As I compared his style to those of other U.S.American bosses I had over the years, I noticed similarities,
yet also aspects that set him apart. Where others pretended to let their subordinates in on their decision
making, he was genuinely inviting; where others became tense when challenged, even combative, his reactions
reflected an assertiveness that always left room for a genuine curiosity in discovering others’
At other points during my career, I was
lucky enough to work with/for a few more great leaders. And then, there were the more mediocre bosses:
those whose self-importance dominated their actions, those who seemed disinterested in their own jobs
and mine, and one who was outright psychotic. All of which simply reminded me that great leadership takes
a certain set of qualities not everyone develops.

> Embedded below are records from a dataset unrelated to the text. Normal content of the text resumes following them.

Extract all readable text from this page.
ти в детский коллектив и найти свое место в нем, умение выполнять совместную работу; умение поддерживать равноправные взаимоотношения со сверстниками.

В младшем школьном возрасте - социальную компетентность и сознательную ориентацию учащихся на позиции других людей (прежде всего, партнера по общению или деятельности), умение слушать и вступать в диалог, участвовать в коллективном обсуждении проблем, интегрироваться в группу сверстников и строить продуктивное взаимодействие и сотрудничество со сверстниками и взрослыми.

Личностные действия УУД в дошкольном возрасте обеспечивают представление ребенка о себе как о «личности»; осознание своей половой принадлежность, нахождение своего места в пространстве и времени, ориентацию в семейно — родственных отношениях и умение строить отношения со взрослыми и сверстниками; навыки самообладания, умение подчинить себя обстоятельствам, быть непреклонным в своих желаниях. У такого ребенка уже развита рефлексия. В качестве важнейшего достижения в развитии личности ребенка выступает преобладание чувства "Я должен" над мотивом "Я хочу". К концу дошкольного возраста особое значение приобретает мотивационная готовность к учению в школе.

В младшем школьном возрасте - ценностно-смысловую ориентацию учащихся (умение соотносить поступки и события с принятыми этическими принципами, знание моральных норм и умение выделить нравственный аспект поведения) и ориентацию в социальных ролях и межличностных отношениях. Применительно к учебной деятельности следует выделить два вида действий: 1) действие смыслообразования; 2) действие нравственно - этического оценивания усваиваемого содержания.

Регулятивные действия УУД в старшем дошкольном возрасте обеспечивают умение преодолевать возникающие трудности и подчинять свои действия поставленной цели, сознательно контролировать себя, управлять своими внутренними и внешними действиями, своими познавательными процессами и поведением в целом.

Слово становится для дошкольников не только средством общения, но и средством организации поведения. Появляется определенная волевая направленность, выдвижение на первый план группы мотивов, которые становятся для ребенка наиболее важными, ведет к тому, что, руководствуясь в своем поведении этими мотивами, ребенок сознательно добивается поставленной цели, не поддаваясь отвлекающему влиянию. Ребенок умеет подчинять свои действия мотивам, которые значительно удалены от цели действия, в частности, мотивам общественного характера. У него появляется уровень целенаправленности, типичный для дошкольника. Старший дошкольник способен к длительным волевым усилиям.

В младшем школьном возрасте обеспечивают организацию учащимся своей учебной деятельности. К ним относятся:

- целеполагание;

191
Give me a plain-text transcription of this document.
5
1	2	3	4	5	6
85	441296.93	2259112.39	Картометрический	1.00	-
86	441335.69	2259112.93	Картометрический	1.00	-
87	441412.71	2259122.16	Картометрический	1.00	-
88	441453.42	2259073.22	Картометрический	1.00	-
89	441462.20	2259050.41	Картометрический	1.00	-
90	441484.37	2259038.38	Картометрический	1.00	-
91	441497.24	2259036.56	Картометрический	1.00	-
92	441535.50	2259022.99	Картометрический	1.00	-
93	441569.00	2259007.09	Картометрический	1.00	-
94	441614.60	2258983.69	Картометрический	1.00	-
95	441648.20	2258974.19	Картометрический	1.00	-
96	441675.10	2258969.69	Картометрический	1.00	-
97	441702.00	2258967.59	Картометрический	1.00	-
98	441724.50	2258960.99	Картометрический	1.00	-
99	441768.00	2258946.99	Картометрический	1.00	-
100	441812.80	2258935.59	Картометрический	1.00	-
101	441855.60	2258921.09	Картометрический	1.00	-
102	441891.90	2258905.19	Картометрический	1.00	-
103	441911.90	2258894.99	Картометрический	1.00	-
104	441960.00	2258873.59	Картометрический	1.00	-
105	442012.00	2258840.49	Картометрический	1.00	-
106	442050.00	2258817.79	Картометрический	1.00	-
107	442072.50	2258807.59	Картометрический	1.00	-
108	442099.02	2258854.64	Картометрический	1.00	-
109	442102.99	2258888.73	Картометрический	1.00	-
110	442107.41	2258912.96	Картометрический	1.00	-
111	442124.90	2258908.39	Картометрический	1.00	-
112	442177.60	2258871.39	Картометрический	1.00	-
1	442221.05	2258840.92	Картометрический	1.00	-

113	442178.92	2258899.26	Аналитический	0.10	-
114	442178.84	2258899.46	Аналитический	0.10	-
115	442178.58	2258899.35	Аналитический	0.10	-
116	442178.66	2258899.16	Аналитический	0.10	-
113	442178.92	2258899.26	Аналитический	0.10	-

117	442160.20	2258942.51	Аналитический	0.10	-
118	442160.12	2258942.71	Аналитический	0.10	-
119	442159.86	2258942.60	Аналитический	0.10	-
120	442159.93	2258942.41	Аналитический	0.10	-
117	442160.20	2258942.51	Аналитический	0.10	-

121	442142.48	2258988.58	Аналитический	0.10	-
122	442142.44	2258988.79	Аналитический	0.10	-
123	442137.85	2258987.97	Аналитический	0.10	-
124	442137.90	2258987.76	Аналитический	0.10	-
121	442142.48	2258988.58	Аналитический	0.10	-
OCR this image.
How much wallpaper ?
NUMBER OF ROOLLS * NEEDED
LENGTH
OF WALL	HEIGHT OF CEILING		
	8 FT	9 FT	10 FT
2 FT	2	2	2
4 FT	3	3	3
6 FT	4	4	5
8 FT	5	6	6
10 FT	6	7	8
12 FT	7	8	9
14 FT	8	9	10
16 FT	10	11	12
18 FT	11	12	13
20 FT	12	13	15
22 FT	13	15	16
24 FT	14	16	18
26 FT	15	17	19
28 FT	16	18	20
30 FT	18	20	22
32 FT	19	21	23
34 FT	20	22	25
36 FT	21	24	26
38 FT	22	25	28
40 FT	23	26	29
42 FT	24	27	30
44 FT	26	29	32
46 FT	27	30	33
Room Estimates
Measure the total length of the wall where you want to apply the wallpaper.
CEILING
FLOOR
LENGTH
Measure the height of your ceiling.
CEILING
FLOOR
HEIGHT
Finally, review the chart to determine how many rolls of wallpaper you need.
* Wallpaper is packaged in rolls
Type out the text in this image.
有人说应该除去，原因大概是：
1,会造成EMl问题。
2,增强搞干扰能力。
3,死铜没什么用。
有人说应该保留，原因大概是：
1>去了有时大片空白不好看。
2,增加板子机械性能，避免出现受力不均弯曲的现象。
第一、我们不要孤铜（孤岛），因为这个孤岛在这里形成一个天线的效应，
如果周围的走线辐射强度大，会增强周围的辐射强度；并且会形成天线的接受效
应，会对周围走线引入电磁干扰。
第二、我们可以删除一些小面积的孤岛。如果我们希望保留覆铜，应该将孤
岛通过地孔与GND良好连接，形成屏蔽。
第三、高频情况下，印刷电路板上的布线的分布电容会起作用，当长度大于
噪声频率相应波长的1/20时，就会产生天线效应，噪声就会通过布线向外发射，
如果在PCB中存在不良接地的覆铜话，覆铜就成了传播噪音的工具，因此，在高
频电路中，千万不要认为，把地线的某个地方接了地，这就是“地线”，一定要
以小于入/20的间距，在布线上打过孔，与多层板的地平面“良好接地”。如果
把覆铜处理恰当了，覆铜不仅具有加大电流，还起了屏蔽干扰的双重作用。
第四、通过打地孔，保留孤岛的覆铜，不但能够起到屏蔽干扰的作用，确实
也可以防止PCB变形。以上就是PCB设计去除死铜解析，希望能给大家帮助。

What I discovered in parallel were patterns
of cultural bias. Across different nationalities, differences in leadership styles stood out that clearly
went beyond individual preferences. “Participatory though not necessarily inclusive” was a
common experience with most of my U.S. managers. In contrast, those from China, Iran, or Taiwan all showed
notable authoritarian and somewhat paternalistic tendencies. Challenging my German bosses was far easier
than doing so has ever been with any of my U.S. ones, which reflects a common characteristic of
Germany’s more egalitarian business culture. Calling the French executive to whom I reported for a
while “inclusive” would be, well, pushing the truth a bit. In a rather aloof style, he kept
to himself and shared information only sparingly, as is indeed common with managers in France.
While some were more adaptable than
others, I think it fair to say that the original culture of everyone I ever reported to was apparent in
the ways they presented themselves as leaders. What fascinated me was that the dividing line between
the great and the not-so-great leaders had little or nothing to do with cultural orientations. Maybe
the French executive was less inclusive, but this was offset by his decisiveness and positive attitude.
Maybe to Western standards the Chinese was overly authoritarian, but his vision and integrity
nevertheless instilled deep trust and inspired those working for him.
As Wharton professor Robert J. House
put it in one of his books, “Vision, foresight, providing encouragement, trustworthiness, dynamism,
positiveness, and proactivism are universally valued leadership characteristics.” Indeed, these
traits are valued by, say, Chinese employees as much as they are by U.S.-American ones.
In a world where team members from all
over the planet are commonplace, that is good news. If your globalized job left you uncertain about
how to adjust your own style to employees from different countries, don’t despair: it is not all
that important how your personal traits or cultural preferences influence you as a leader.
Yes, culture-specific expectations
matter and you will benefit greatly from paying attention to those of the people you lead. When push
comes to shove, however, what matters most will be those of your leadership behaviors that are
universally powerful, regardless of whether they come dressed up as soft or tough, humble or assertive.
Great leadership may come in many disguises–but we all “know it when we see it,”
regardless of our own cultural background.